Proximus geeft gunstig advies op voorwaarde dat de standaardvoorwaarden om de telecominfrastructuur te voorzien aan de vergunning worden gekoppeld. Dit advies wordt bijgetreden.

 

De grondlaag van het woonerf, dat deels groen wordt aangelegd, heeft een dikte van slechts 0,50 m in plaats van de minimaal vereiste 1 m (bouwcode, art. 38). Opgemerkt wordt dat het woonerf voornamelijk een circulatie- en ontsluitingszone heeft. De mogelijkheden tot een groene inrichting van deze ruimte is dan ook beperkter dan bij een tuinzone. In tegenstelling tot de tuinzones, die voorzien zullen worden met hoogstammige bomen, zullen er op het woonerf enkel struiken en semi-intensieve begroeiing aangebracht worden. Geoordeeld wordt dat in dat geval een substraatlaag van 0,50 m volstaat.

 

De aanvraag valt binnen een bestaande sorteerstraatzone en werd daarom voorgelegd aan de dienst Stadsreiniging. Zij geven voorwaardelijk gunstig advies: “Aangezien het project binnen een bestaande sorteerstraatzone wordt gerealiseerd adviseren we om de capaciteit van de REST container in de dichtstbij bestaande sorteerstraat (Theophile Gautierstraat) uit te breiden met de plaatsing van een extra container. De juiste positie/manier moet in afspraak met dienst Stadsreiniging gebeuren.”

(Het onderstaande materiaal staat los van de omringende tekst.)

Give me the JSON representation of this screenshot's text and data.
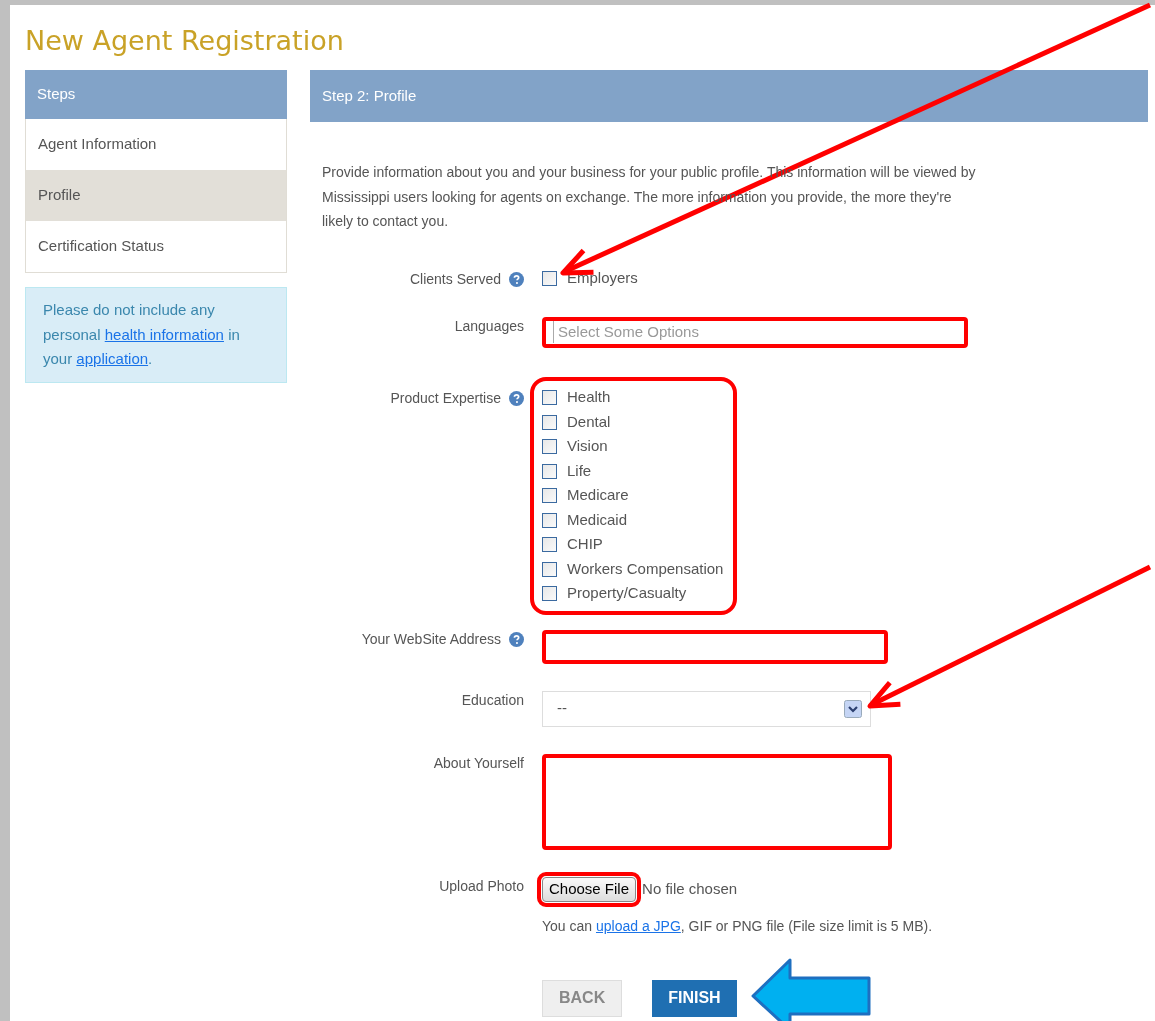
{
  "title": "New Agent Registration",
  "sidebar": {
    "header": "Steps",
    "steps": [
      {
        "label": "Agent Information",
        "selected": false
      },
      {
        "label": "Profile",
        "selected": true
      },
      {
        "label": "Certification Status",
        "selected": false
      }
    ],
    "notice": [
      {
        "kind": "text",
        "text": "Please do not include any personal "
      },
      {
        "kind": "link",
        "text": "health information"
      },
      {
        "kind": "text",
        "text": " in your "
      },
      {
        "kind": "link",
        "text": "application"
      },
      {
        "kind": "text",
        "text": "."
      }
    ]
  },
  "main": {
    "header": "Step 2: Profile",
    "intro": "Provide information about you and your business for your public profile. This information will be viewed by Mississippi users looking for agents on exchange. The more information you provide, the more they're likely to contact you.",
    "fields": [
      {
        "kind": "checkboxes",
        "label": "Clients Served",
        "help": true,
        "highlighted": false,
        "options": [
          {
            "label": "Employers",
            "checked": false
          }
        ]
      },
      {
        "kind": "multiselect",
        "label": "Languages",
        "help": false,
        "highlighted": true,
        "placeholder": "Select Some Options"
      },
      {
        "kind": "checkboxes",
        "label": "Product Expertise",
        "help": true,
        "highlighted": true,
        "options": [
          {
            "label": "Health",
            "checked": false
          },
          {
            "label": "Dental",
            "checked": false
          },
          {
            "label": "Vision",
            "checked": false
          },
          {
            "label": "Life",
            "checked": false
          },
          {
            "label": "Medicare",
            "checked": false
          },
          {
            "label": "Medicaid",
            "checked": false
          },
          {
            "label": "CHIP",
            "checked": false
          },
          {
            "label": "Workers Compensation",
            "checked": false
          },
          {
            "label": "Property/Casualty",
            "checked": false
          }
        ]
      },
      {
        "kind": "text",
        "label": "Your WebSite Address",
        "help": true,
        "highlighted": true
      },
      {
        "kind": "select",
        "label": "Education",
        "help": false,
        "highlighted": false,
        "value": "--"
      },
      {
        "kind": "textarea",
        "label": "About Yourself",
        "help": false,
        "highlighted": true
      },
      {
        "kind": "file",
        "label": "Upload Photo",
        "help": false,
        "highlighted": true,
        "button": "Choose File",
        "status": "No file chosen",
        "hint": [
          {
            "kind": "text",
            "text": "You can "
          },
          {
            "kind": "link",
            "text": "upload a JPG"
          },
          {
            "kind": "text",
            "text": ", GIF or PNG file (File size limit is 5 MB)."
          }
        ]
      }
    ],
    "buttons": [
      {
        "kind": "secondary",
        "label": "BACK"
      },
      {
        "kind": "primary",
        "label": "FINISH"
      }
    ]
  }
}
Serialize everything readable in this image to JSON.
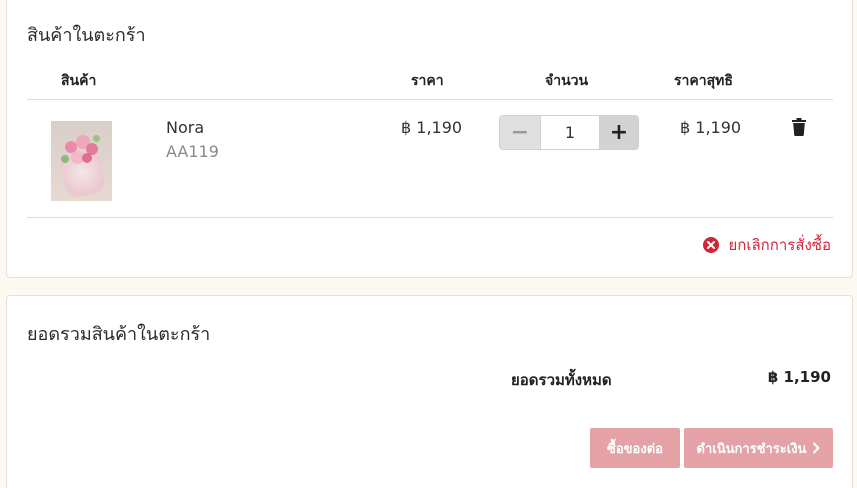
{
  "cart": {
    "title": "สินค้าในตะกร้า",
    "headers": {
      "product": "สินค้า",
      "price": "ราคา",
      "quantity": "จำนวน",
      "net_price": "ราคาสุทธิ"
    },
    "items": [
      {
        "name": "Nora",
        "sku": "AA119",
        "price": "฿ 1,190",
        "quantity": "1",
        "net_price": "฿ 1,190"
      }
    ],
    "cancel_label": "ยกเลิกการสั่งซื้อ"
  },
  "summary": {
    "title": "ยอดรวมสินค้าในตะกร้า",
    "total_label": "ยอดรวมทั้งหมด",
    "total_value": "฿ 1,190",
    "continue_label": "ซื้อของต่อ",
    "checkout_label": "ดำเนินการชำระเงิน"
  },
  "colors": {
    "accent_button": "#e5a2a6",
    "danger": "#d1263a",
    "page_bg": "#fcf9f1"
  },
  "icons": {
    "delete": "trash-icon",
    "cancel": "close-circle-icon",
    "checkout": "chevron-right-icon"
  }
}
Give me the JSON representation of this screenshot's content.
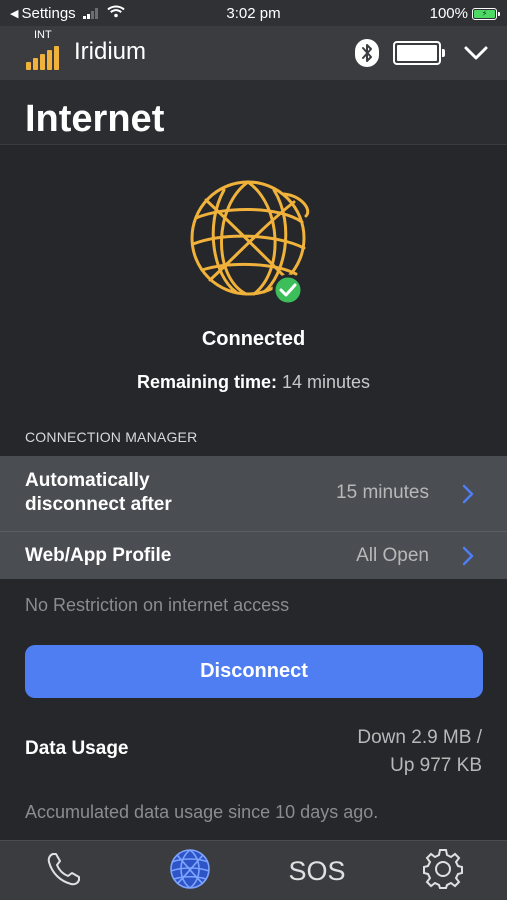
{
  "status_bar": {
    "back_label": "Settings",
    "time": "3:02 pm",
    "battery_percent": "100%"
  },
  "app_bar": {
    "network_label": "INT",
    "brand": "Iridium",
    "icons": [
      "bluetooth-icon",
      "device-battery-icon",
      "chevron-down-icon"
    ]
  },
  "page": {
    "title": "Internet"
  },
  "connection": {
    "status": "Connected",
    "remaining_label": "Remaining time:",
    "remaining_value": " 14 minutes"
  },
  "connection_manager": {
    "header": "CONNECTION MANAGER",
    "rows": [
      {
        "label": "Automatically disconnect after",
        "value": "15 minutes"
      },
      {
        "label": "Web/App Profile",
        "value": "All Open"
      }
    ],
    "note": "No Restriction on internet access"
  },
  "actions": {
    "disconnect_label": "Disconnect"
  },
  "data_usage": {
    "label": "Data Usage",
    "down": "Down 2.9 MB /",
    "up": "Up 977 KB",
    "note": "Accumulated data usage since 10 days ago."
  },
  "tab_bar": {
    "sos_label": "SOS",
    "tabs": [
      "phone-icon",
      "internet-globe-icon",
      "sos",
      "gear-icon"
    ]
  },
  "colors": {
    "accent_blue": "#4e7ef2",
    "iridium_gold": "#f0b23a",
    "success_green": "#3cbf5a",
    "background": "#25272b"
  }
}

Het advies wordt bijgetreden en moet als voorwaarde aan de vergunning worden gekoppeld.

 

Mobiliteitsimpact (onder andere toetsing parkeerbehoefte)

Het algemene principe is dat een omgevingsvergunningsaanvraag in vele gevallen een parkeerbehoefte genereert. Om te vermijden dat de parkeerbehoefte (geheel of gedeeltelijk) wordt afgewenteld op het openbaar domein, dient het parkeren maximaal op eigen terrein te worden voorzien. Dit is het zogenaamde POET principe (Parkeren Op Eigen Terrein).

 

De parkeer- en stallingsnormen uit de tabel van artikel 30 van de bouwcode, herzien op 1 maart 2018, dienen te worden nageleefd bij nieuwbouw, herbouw, verbouwing, functiewijziging, volume-uitbreiding en wijzigen van het aantal wooneenheden. Wie niet op eigen terrein voorziet in de werkelijke parkeerbehoefte, dient hiervoor een compensatie te betalen.

 

Voorliggende aanvraag genereert een werkelijke parkeerbehoefte van 74 parkeerplaatsen.

 

De parkeerbehoefte wordt bepaald op de nieuwbouw. Dit resulteert in volgende parkeerbehoefte:

-          zelfstandige woningen: parkeerbehoefte 71 (afgerond)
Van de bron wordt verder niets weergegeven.